Art. 28 – Cível – Recusa de Intervenção

 

Protocolado MP nº 0114903/12 (autos n. 533.01.2011.003286-5/000000-0000)

Interessado: Juíza de Direito da Comarca de Santa Bárbara D’Oeste

Objeto: Procedimento para alteração do regime de bens – recusa de intervenção ministerial.

 

Ementa:

1. Recusa de intervenção. Procedimento de alteração de regime de bens. Órgão ministerial que, ao receber o feito com vista, recusa-se a intervir.

2. A racionalização somente será possível quando, no caso concreto, o interesse jurídico subjacente não revelar hipótese que guarde relação com o novo perfil constitucional do parquet. Para saber se em determinado caso concreto está presente o interesse público que justifique a intervenção do parquet, é imprescindível identificar os contornos da lide deduzida em juízo, pela identificação do pedido, iluminado pela causa de pedir.

3. Presença de fundamento da intervenção. Situação mencionada expressamente pelo Ato Nº 313/03 - PGJ-CGMP, de 24 de junho de 2003, no art. 3ª, VI: procedimento de jurisdição voluntária que envolve matéria alusiva aos registros públicos.

4. Dirimida a questão, determinando-se a intervenção do Ministério Público, com designação de outro membro da instituição para prosseguir no feito.

 

1) Relatório

Trata o feito de procedimento de jurisdição voluntária em que Antônio Carlos de Oliveira e Sueli Aparecida Moraes pretendem a alteração de regime de bens.

Foi determinada a abertura de vista ao órgão do Ministério Público, sendo certo que a DD. Promotora de Justiça de Santa Bárbara D’Oeste lançou manifestação afirmando, em síntese, inexistir interesse que justifique a intervenção ministerial no feito (fls. 49/50).

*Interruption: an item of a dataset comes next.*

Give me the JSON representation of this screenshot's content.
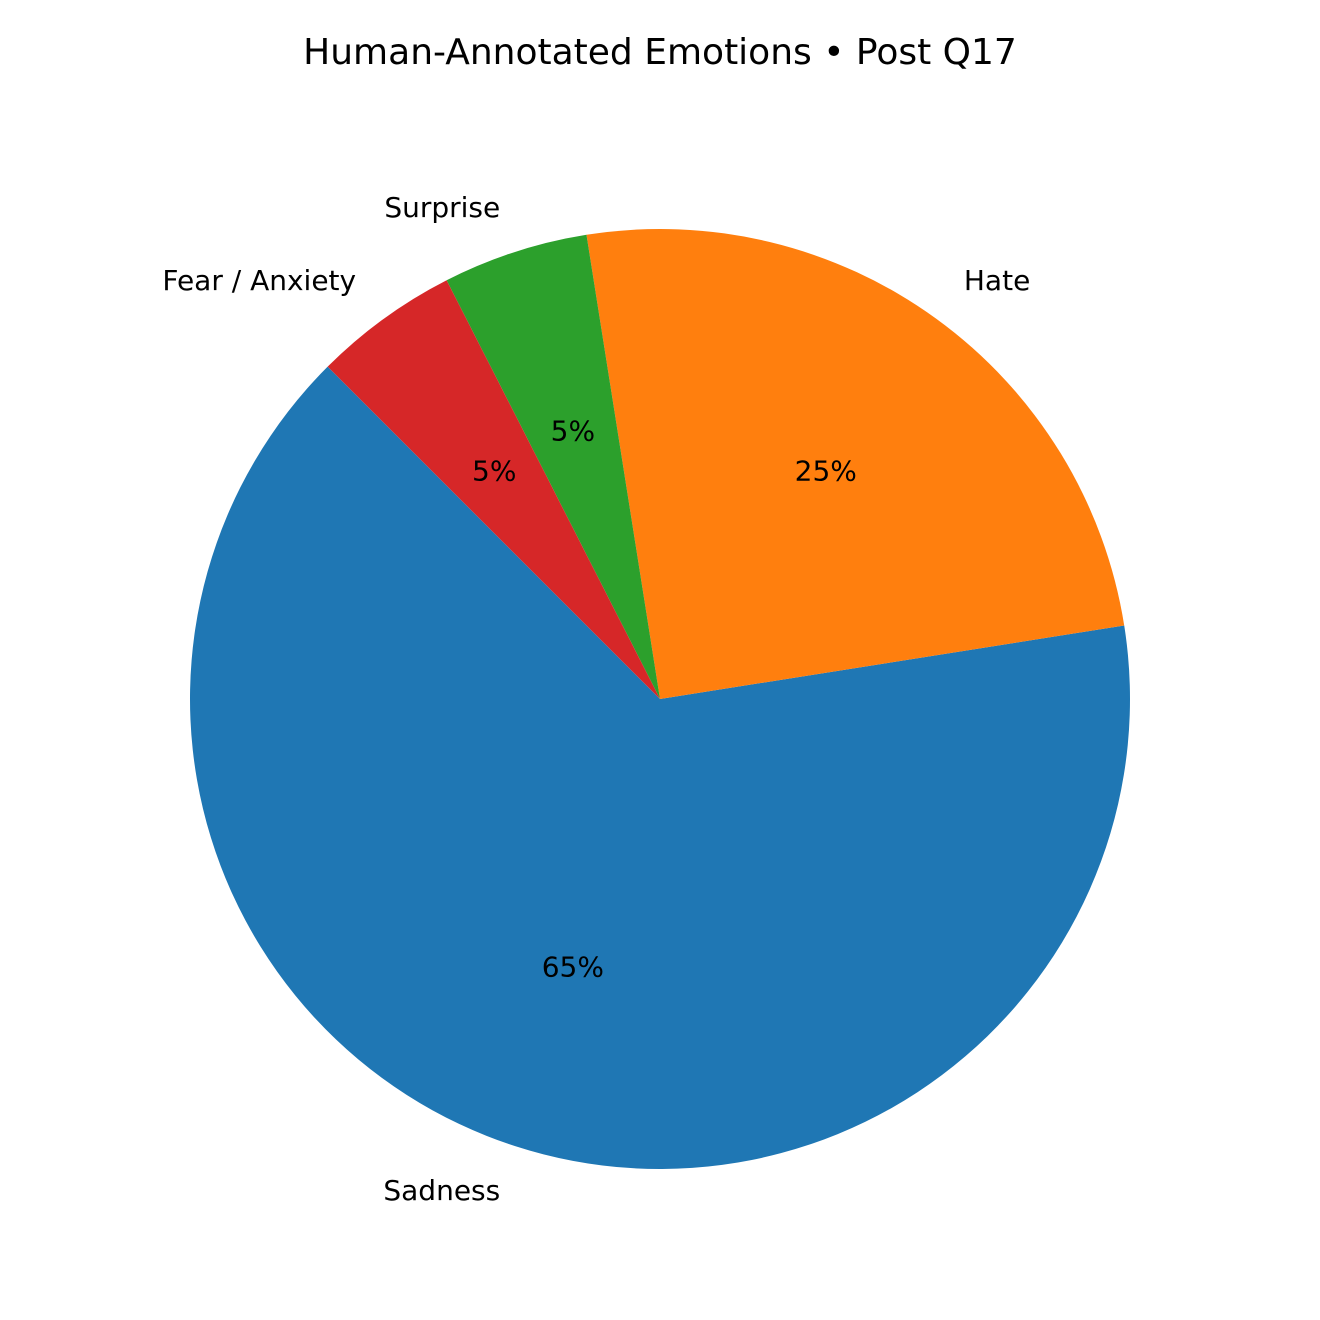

Diante de tal manifestação, a DD. Juíza de Direito determinou a remessa dos autos a esta Procuradoria-Geral de Justiça, aduzindo que no caso em discussão a intervenção do Ministério Público é necessária, na qualidade de fiscal da regularidade dos registros públicos (fls. 52).

 É o relato do essencial.

2) Fundamentação

A remessa para controle da negativa de intervenção ministerial no feito deve ser conhecida.

É pacífico o entendimento de que, em que pese a independência funcional do Ministério Público, a recusa de intervenção é passível de controle, realizado pelo Procurador-Geral de Justiça, por analogia do art. 28 do Código de Processo Penal. Nesse sentido: Hugo Nigro Mazzilli, Manual do Promotor de Justiça, 2. ed., São Paulo, Saraiva, 1991, p. 537; Emerson Garcia, Ministério Público, 2. ed., Rio de Janeiro, Lumen Juris, 2005, p. 73.

A Constituição da República previu que incumbe ao Ministério Público realizar a defesa da ordem jurídica, do regime democrático e dos interesses sociais e individuais indisponíveis (art. 127, caput, da CR/88).

Para exercer tais funções na esfera cível o constituinte conferiu ao parquet a função de zelar pelo efetivo respeito dos Poderes Públicos e dos serviços de relevância pública aos direitos assegurados pela Carta; bem como a de promover o inquérito civil e a ação civil pública para a proteção de interesses difusos, coletivos e individuais homogêneos (art. 129, II e III, da CR/88).

Assim, embora o Ministério Público ainda tenha a missão de exercer seu papel tradicional na esfera cível, ou seja, de intervir como custos legis em processos de natureza individual, é inegável que, por opção político-constitucional, seu novo perfil, a partir de 1988, favoreceu o incremento de sua atuação, na condição de autor, em defesa de interesses de ordem supraindividual.

Em uma sociedade de massa, em que os conflitos se coletivizam, mostra-se mais apropriado que o Ministério Público devote primordial atenção à atuação tanto na condição de autor, como de fiscal da lei, nos processos de natureza metaindividual. Sua atuação clássica como fiscal da lei, nos processos de natureza singular, deve ser reservada apenas aos casos em que reste essencialmente indispensável sua presença.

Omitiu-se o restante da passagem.